Many of the other characters in the movie with the exception of the yakuza boss were really only side characters and didn’t amount to much more than that. The yakuza boss was basically doing his job as a boss in trying to get the tape back, kidnapping Hiroki’s boss, etc… He took pride in his work as a yakuza just as though he were doing any other job. He had no personal grudge against Hiroki or his boss, and in fact, he respected Hiroki a great deal and was a fan of his back when he was a boxer. In the end they actually finished on good terms with each other, and generally the movie had a happy ending, which shocked me considering how many Japanese films tend to have an unhappy ending just for the sake of ending on a bad note.
The timeline in this movie is a bit messed up. If you’ve ever seen Pulp Fiction, you know how a movie can be shot out of sequence and still make sense at the end. Well certain parts of this film were out of sequence as well, though not to the extent Pulp Fiction was, and yet it all came together at the end. That’s the thing about this movie. You’re going to sit there confused about what’s going on through the first half of the movie, then the next quarter of it will start to explain things a bit, and then the last quarter of it will bring everything to a conclusion and make it all clear.

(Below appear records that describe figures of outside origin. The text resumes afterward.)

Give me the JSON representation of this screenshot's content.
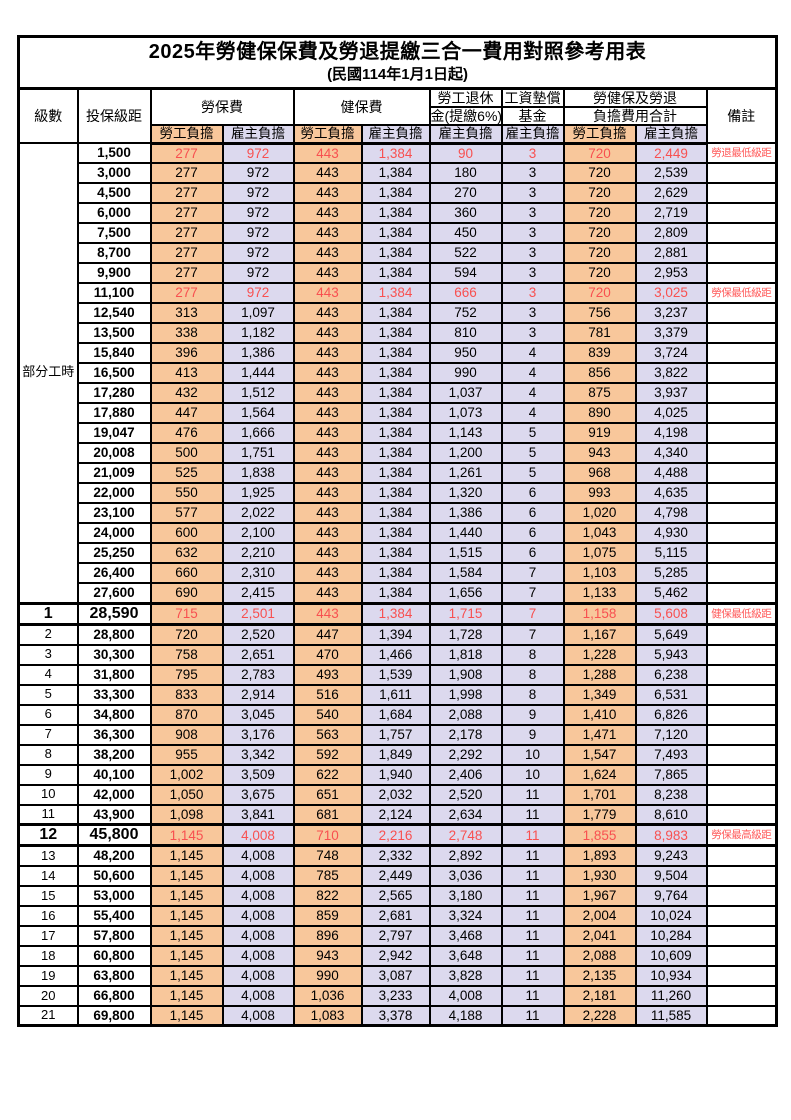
{
  "title": "2025年勞健保保費及勞退提繳三合一費用對照參考用表",
  "subtitle": "(民國114年1月1日起)",
  "header": {
    "level": "級數",
    "bracket": "投保級距",
    "labor_insurance": "勞保費",
    "health_insurance": "健保費",
    "pension_line1": "勞工退休",
    "pension_line2": "金(提繳6%)",
    "wage_fund_line1": "工資墊償",
    "wage_fund_line2": "基金",
    "total_line1": "勞健保及勞退",
    "total_line2": "負擔費用合計",
    "remark": "備註",
    "employee_burden": "勞工負擔",
    "employer_burden": "雇主負擔"
  },
  "group_label": "部分工時",
  "group_rowspan": 23,
  "colors": {
    "employee_column_bg": "#F8C79B",
    "employer_column_bg": "#DCD9EE",
    "highlight_red": "#F85050",
    "remark_red": "#FF5A5A",
    "border": "#000000"
  },
  "rows": [
    {
      "level": "",
      "bracket": "1,500",
      "li_emp": "277",
      "li_er": "972",
      "hi_emp": "443",
      "hi_er": "1,384",
      "pension": "90",
      "fund": "3",
      "sum_emp": "720",
      "sum_er": "2,449",
      "remark": "勞退最低級距",
      "red": true,
      "big": false,
      "thick": false
    },
    {
      "level": "",
      "bracket": "3,000",
      "li_emp": "277",
      "li_er": "972",
      "hi_emp": "443",
      "hi_er": "1,384",
      "pension": "180",
      "fund": "3",
      "sum_emp": "720",
      "sum_er": "2,539",
      "remark": "",
      "red": false,
      "big": false,
      "thick": false
    },
    {
      "level": "",
      "bracket": "4,500",
      "li_emp": "277",
      "li_er": "972",
      "hi_emp": "443",
      "hi_er": "1,384",
      "pension": "270",
      "fund": "3",
      "sum_emp": "720",
      "sum_er": "2,629",
      "remark": "",
      "red": false,
      "big": false,
      "thick": false
    },
    {
      "level": "",
      "bracket": "6,000",
      "li_emp": "277",
      "li_er": "972",
      "hi_emp": "443",
      "hi_er": "1,384",
      "pension": "360",
      "fund": "3",
      "sum_emp": "720",
      "sum_er": "2,719",
      "remark": "",
      "red": false,
      "big": false,
      "thick": false
    },
    {
      "level": "",
      "bracket": "7,500",
      "li_emp": "277",
      "li_er": "972",
      "hi_emp": "443",
      "hi_er": "1,384",
      "pension": "450",
      "fund": "3",
      "sum_emp": "720",
      "sum_er": "2,809",
      "remark": "",
      "red": false,
      "big": false,
      "thick": false
    },
    {
      "level": "",
      "bracket": "8,700",
      "li_emp": "277",
      "li_er": "972",
      "hi_emp": "443",
      "hi_er": "1,384",
      "pension": "522",
      "fund": "3",
      "sum_emp": "720",
      "sum_er": "2,881",
      "remark": "",
      "red": false,
      "big": false,
      "thick": false
    },
    {
      "level": "",
      "bracket": "9,900",
      "li_emp": "277",
      "li_er": "972",
      "hi_emp": "443",
      "hi_er": "1,384",
      "pension": "594",
      "fund": "3",
      "sum_emp": "720",
      "sum_er": "2,953",
      "remark": "",
      "red": false,
      "big": false,
      "thick": false
    },
    {
      "level": "",
      "bracket": "11,100",
      "li_emp": "277",
      "li_er": "972",
      "hi_emp": "443",
      "hi_er": "1,384",
      "pension": "666",
      "fund": "3",
      "sum_emp": "720",
      "sum_er": "3,025",
      "remark": "勞保最低級距",
      "red": true,
      "big": false,
      "thick": false
    },
    {
      "level": "",
      "bracket": "12,540",
      "li_emp": "313",
      "li_er": "1,097",
      "hi_emp": "443",
      "hi_er": "1,384",
      "pension": "752",
      "fund": "3",
      "sum_emp": "756",
      "sum_er": "3,237",
      "remark": "",
      "red": false,
      "big": false,
      "thick": false
    },
    {
      "level": "",
      "bracket": "13,500",
      "li_emp": "338",
      "li_er": "1,182",
      "hi_emp": "443",
      "hi_er": "1,384",
      "pension": "810",
      "fund": "3",
      "sum_emp": "781",
      "sum_er": "3,379",
      "remark": "",
      "red": false,
      "big": false,
      "thick": false
    },
    {
      "level": "",
      "bracket": "15,840",
      "li_emp": "396",
      "li_er": "1,386",
      "hi_emp": "443",
      "hi_er": "1,384",
      "pension": "950",
      "fund": "4",
      "sum_emp": "839",
      "sum_er": "3,724",
      "remark": "",
      "red": false,
      "big": false,
      "thick": false
    },
    {
      "level": "",
      "bracket": "16,500",
      "li_emp": "413",
      "li_er": "1,444",
      "hi_emp": "443",
      "hi_er": "1,384",
      "pension": "990",
      "fund": "4",
      "sum_emp": "856",
      "sum_er": "3,822",
      "remark": "",
      "red": false,
      "big": false,
      "thick": false
    },
    {
      "level": "",
      "bracket": "17,280",
      "li_emp": "432",
      "li_er": "1,512",
      "hi_emp": "443",
      "hi_er": "1,384",
      "pension": "1,037",
      "fund": "4",
      "sum_emp": "875",
      "sum_er": "3,937",
      "remark": "",
      "red": false,
      "big": false,
      "thick": false
    },
    {
      "level": "",
      "bracket": "17,880",
      "li_emp": "447",
      "li_er": "1,564",
      "hi_emp": "443",
      "hi_er": "1,384",
      "pension": "1,073",
      "fund": "4",
      "sum_emp": "890",
      "sum_er": "4,025",
      "remark": "",
      "red": false,
      "big": false,
      "thick": false
    },
    {
      "level": "",
      "bracket": "19,047",
      "li_emp": "476",
      "li_er": "1,666",
      "hi_emp": "443",
      "hi_er": "1,384",
      "pension": "1,143",
      "fund": "5",
      "sum_emp": "919",
      "sum_er": "4,198",
      "remark": "",
      "red": false,
      "big": false,
      "thick": false
    },
    {
      "level": "",
      "bracket": "20,008",
      "li_emp": "500",
      "li_er": "1,751",
      "hi_emp": "443",
      "hi_er": "1,384",
      "pension": "1,200",
      "fund": "5",
      "sum_emp": "943",
      "sum_er": "4,340",
      "remark": "",
      "red": false,
      "big": false,
      "thick": false
    },
    {
      "level": "",
      "bracket": "21,009",
      "li_emp": "525",
      "li_er": "1,838",
      "hi_emp": "443",
      "hi_er": "1,384",
      "pension": "1,261",
      "fund": "5",
      "sum_emp": "968",
      "sum_er": "4,488",
      "remark": "",
      "red": false,
      "big": false,
      "thick": false
    },
    {
      "level": "",
      "bracket": "22,000",
      "li_emp": "550",
      "li_er": "1,925",
      "hi_emp": "443",
      "hi_er": "1,384",
      "pension": "1,320",
      "fund": "6",
      "sum_emp": "993",
      "sum_er": "4,635",
      "remark": "",
      "red": false,
      "big": false,
      "thick": false
    },
    {
      "level": "",
      "bracket": "23,100",
      "li_emp": "577",
      "li_er": "2,022",
      "hi_emp": "443",
      "hi_er": "1,384",
      "pension": "1,386",
      "fund": "6",
      "sum_emp": "1,020",
      "sum_er": "4,798",
      "remark": "",
      "red": false,
      "big": false,
      "thick": false
    },
    {
      "level": "",
      "bracket": "24,000",
      "li_emp": "600",
      "li_er": "2,100",
      "hi_emp": "443",
      "hi_er": "1,384",
      "pension": "1,440",
      "fund": "6",
      "sum_emp": "1,043",
      "sum_er": "4,930",
      "remark": "",
      "red": false,
      "big": false,
      "thick": false
    },
    {
      "level": "",
      "bracket": "25,250",
      "li_emp": "632",
      "li_er": "2,210",
      "hi_emp": "443",
      "hi_er": "1,384",
      "pension": "1,515",
      "fund": "6",
      "sum_emp": "1,075",
      "sum_er": "5,115",
      "remark": "",
      "red": false,
      "big": false,
      "thick": false
    },
    {
      "level": "",
      "bracket": "26,400",
      "li_emp": "660",
      "li_er": "2,310",
      "hi_emp": "443",
      "hi_er": "1,384",
      "pension": "1,584",
      "fund": "7",
      "sum_emp": "1,103",
      "sum_er": "5,285",
      "remark": "",
      "red": false,
      "big": false,
      "thick": false
    },
    {
      "level": "",
      "bracket": "27,600",
      "li_emp": "690",
      "li_er": "2,415",
      "hi_emp": "443",
      "hi_er": "1,384",
      "pension": "1,656",
      "fund": "7",
      "sum_emp": "1,133",
      "sum_er": "5,462",
      "remark": "",
      "red": false,
      "big": false,
      "thick": false
    },
    {
      "level": "1",
      "bracket": "28,590",
      "li_emp": "715",
      "li_er": "2,501",
      "hi_emp": "443",
      "hi_er": "1,384",
      "pension": "1,715",
      "fund": "7",
      "sum_emp": "1,158",
      "sum_er": "5,608",
      "remark": "健保最低級距",
      "red": true,
      "big": true,
      "thick": true
    },
    {
      "level": "2",
      "bracket": "28,800",
      "li_emp": "720",
      "li_er": "2,520",
      "hi_emp": "447",
      "hi_er": "1,394",
      "pension": "1,728",
      "fund": "7",
      "sum_emp": "1,167",
      "sum_er": "5,649",
      "remark": "",
      "red": false,
      "big": false,
      "thick": false
    },
    {
      "level": "3",
      "bracket": "30,300",
      "li_emp": "758",
      "li_er": "2,651",
      "hi_emp": "470",
      "hi_er": "1,466",
      "pension": "1,818",
      "fund": "8",
      "sum_emp": "1,228",
      "sum_er": "5,943",
      "remark": "",
      "red": false,
      "big": false,
      "thick": false
    },
    {
      "level": "4",
      "bracket": "31,800",
      "li_emp": "795",
      "li_er": "2,783",
      "hi_emp": "493",
      "hi_er": "1,539",
      "pension": "1,908",
      "fund": "8",
      "sum_emp": "1,288",
      "sum_er": "6,238",
      "remark": "",
      "red": false,
      "big": false,
      "thick": false
    },
    {
      "level": "5",
      "bracket": "33,300",
      "li_emp": "833",
      "li_er": "2,914",
      "hi_emp": "516",
      "hi_er": "1,611",
      "pension": "1,998",
      "fund": "8",
      "sum_emp": "1,349",
      "sum_er": "6,531",
      "remark": "",
      "red": false,
      "big": false,
      "thick": false
    },
    {
      "level": "6",
      "bracket": "34,800",
      "li_emp": "870",
      "li_er": "3,045",
      "hi_emp": "540",
      "hi_er": "1,684",
      "pension": "2,088",
      "fund": "9",
      "sum_emp": "1,410",
      "sum_er": "6,826",
      "remark": "",
      "red": false,
      "big": false,
      "thick": false
    },
    {
      "level": "7",
      "bracket": "36,300",
      "li_emp": "908",
      "li_er": "3,176",
      "hi_emp": "563",
      "hi_er": "1,757",
      "pension": "2,178",
      "fund": "9",
      "sum_emp": "1,471",
      "sum_er": "7,120",
      "remark": "",
      "red": false,
      "big": false,
      "thick": false
    },
    {
      "level": "8",
      "bracket": "38,200",
      "li_emp": "955",
      "li_er": "3,342",
      "hi_emp": "592",
      "hi_er": "1,849",
      "pension": "2,292",
      "fund": "10",
      "sum_emp": "1,547",
      "sum_er": "7,493",
      "remark": "",
      "red": false,
      "big": false,
      "thick": false
    },
    {
      "level": "9",
      "bracket": "40,100",
      "li_emp": "1,002",
      "li_er": "3,509",
      "hi_emp": "622",
      "hi_er": "1,940",
      "pension": "2,406",
      "fund": "10",
      "sum_emp": "1,624",
      "sum_er": "7,865",
      "remark": "",
      "red": false,
      "big": false,
      "thick": false
    },
    {
      "level": "10",
      "bracket": "42,000",
      "li_emp": "1,050",
      "li_er": "3,675",
      "hi_emp": "651",
      "hi_er": "2,032",
      "pension": "2,520",
      "fund": "11",
      "sum_emp": "1,701",
      "sum_er": "8,238",
      "remark": "",
      "red": false,
      "big": false,
      "thick": false
    },
    {
      "level": "11",
      "bracket": "43,900",
      "li_emp": "1,098",
      "li_er": "3,841",
      "hi_emp": "681",
      "hi_er": "2,124",
      "pension": "2,634",
      "fund": "11",
      "sum_emp": "1,779",
      "sum_er": "8,610",
      "remark": "",
      "red": false,
      "big": false,
      "thick": false
    },
    {
      "level": "12",
      "bracket": "45,800",
      "li_emp": "1,145",
      "li_er": "4,008",
      "hi_emp": "710",
      "hi_er": "2,216",
      "pension": "2,748",
      "fund": "11",
      "sum_emp": "1,855",
      "sum_er": "8,983",
      "remark": "勞保最高級距",
      "red": true,
      "big": true,
      "thick": true
    },
    {
      "level": "13",
      "bracket": "48,200",
      "li_emp": "1,145",
      "li_er": "4,008",
      "hi_emp": "748",
      "hi_er": "2,332",
      "pension": "2,892",
      "fund": "11",
      "sum_emp": "1,893",
      "sum_er": "9,243",
      "remark": "",
      "red": false,
      "big": false,
      "thick": false
    },
    {
      "level": "14",
      "bracket": "50,600",
      "li_emp": "1,145",
      "li_er": "4,008",
      "hi_emp": "785",
      "hi_er": "2,449",
      "pension": "3,036",
      "fund": "11",
      "sum_emp": "1,930",
      "sum_er": "9,504",
      "remark": "",
      "red": false,
      "big": false,
      "thick": false
    },
    {
      "level": "15",
      "bracket": "53,000",
      "li_emp": "1,145",
      "li_er": "4,008",
      "hi_emp": "822",
      "hi_er": "2,565",
      "pension": "3,180",
      "fund": "11",
      "sum_emp": "1,967",
      "sum_er": "9,764",
      "remark": "",
      "red": false,
      "big": false,
      "thick": false
    },
    {
      "level": "16",
      "bracket": "55,400",
      "li_emp": "1,145",
      "li_er": "4,008",
      "hi_emp": "859",
      "hi_er": "2,681",
      "pension": "3,324",
      "fund": "11",
      "sum_emp": "2,004",
      "sum_er": "10,024",
      "remark": "",
      "red": false,
      "big": false,
      "thick": false
    },
    {
      "level": "17",
      "bracket": "57,800",
      "li_emp": "1,145",
      "li_er": "4,008",
      "hi_emp": "896",
      "hi_er": "2,797",
      "pension": "3,468",
      "fund": "11",
      "sum_emp": "2,041",
      "sum_er": "10,284",
      "remark": "",
      "red": false,
      "big": false,
      "thick": false
    },
    {
      "level": "18",
      "bracket": "60,800",
      "li_emp": "1,145",
      "li_er": "4,008",
      "hi_emp": "943",
      "hi_er": "2,942",
      "pension": "3,648",
      "fund": "11",
      "sum_emp": "2,088",
      "sum_er": "10,609",
      "remark": "",
      "red": false,
      "big": false,
      "thick": false
    },
    {
      "level": "19",
      "bracket": "63,800",
      "li_emp": "1,145",
      "li_er": "4,008",
      "hi_emp": "990",
      "hi_er": "3,087",
      "pension": "3,828",
      "fund": "11",
      "sum_emp": "2,135",
      "sum_er": "10,934",
      "remark": "",
      "red": false,
      "big": false,
      "thick": false
    },
    {
      "level": "20",
      "bracket": "66,800",
      "li_emp": "1,145",
      "li_er": "4,008",
      "hi_emp": "1,036",
      "hi_er": "3,233",
      "pension": "4,008",
      "fund": "11",
      "sum_emp": "2,181",
      "sum_er": "11,260",
      "remark": "",
      "red": false,
      "big": false,
      "thick": false
    },
    {
      "level": "21",
      "bracket": "69,800",
      "li_emp": "1,145",
      "li_er": "4,008",
      "hi_emp": "1,083",
      "hi_er": "3,378",
      "pension": "4,188",
      "fund": "11",
      "sum_emp": "2,228",
      "sum_er": "11,585",
      "remark": "",
      "red": false,
      "big": false,
      "thick": false
    }
  ]
}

It takes patience to make the whole trip the first time you watch it, and you should watch it a second time simply because you can watch it with knowing eyes and the whole thing will be easier to follow.
Wild Life is a strange ride to say the least, but it’s fun and it has some moments of humor that really break up the seriousness of everything else that’s going on. That’s one nice thing about this movie is that it doesn’t take itself too seriously. Once things start to clear up after the first half of the film, you’ll realize how complex and engaging the story really is. Here’s a guy trying to deal with a situation he has no desire to deal with, but one that nonetheless has been thrust upon him by outside circumstances. It’s a story that’s been told more times than you can imagine, but at least this film does a nice job of making it seem fresh. With all the cookie cutter movies out there nowadays, Wild Life is a refreshing find that breaks out of the the mold of your typical Japanese yakuza films.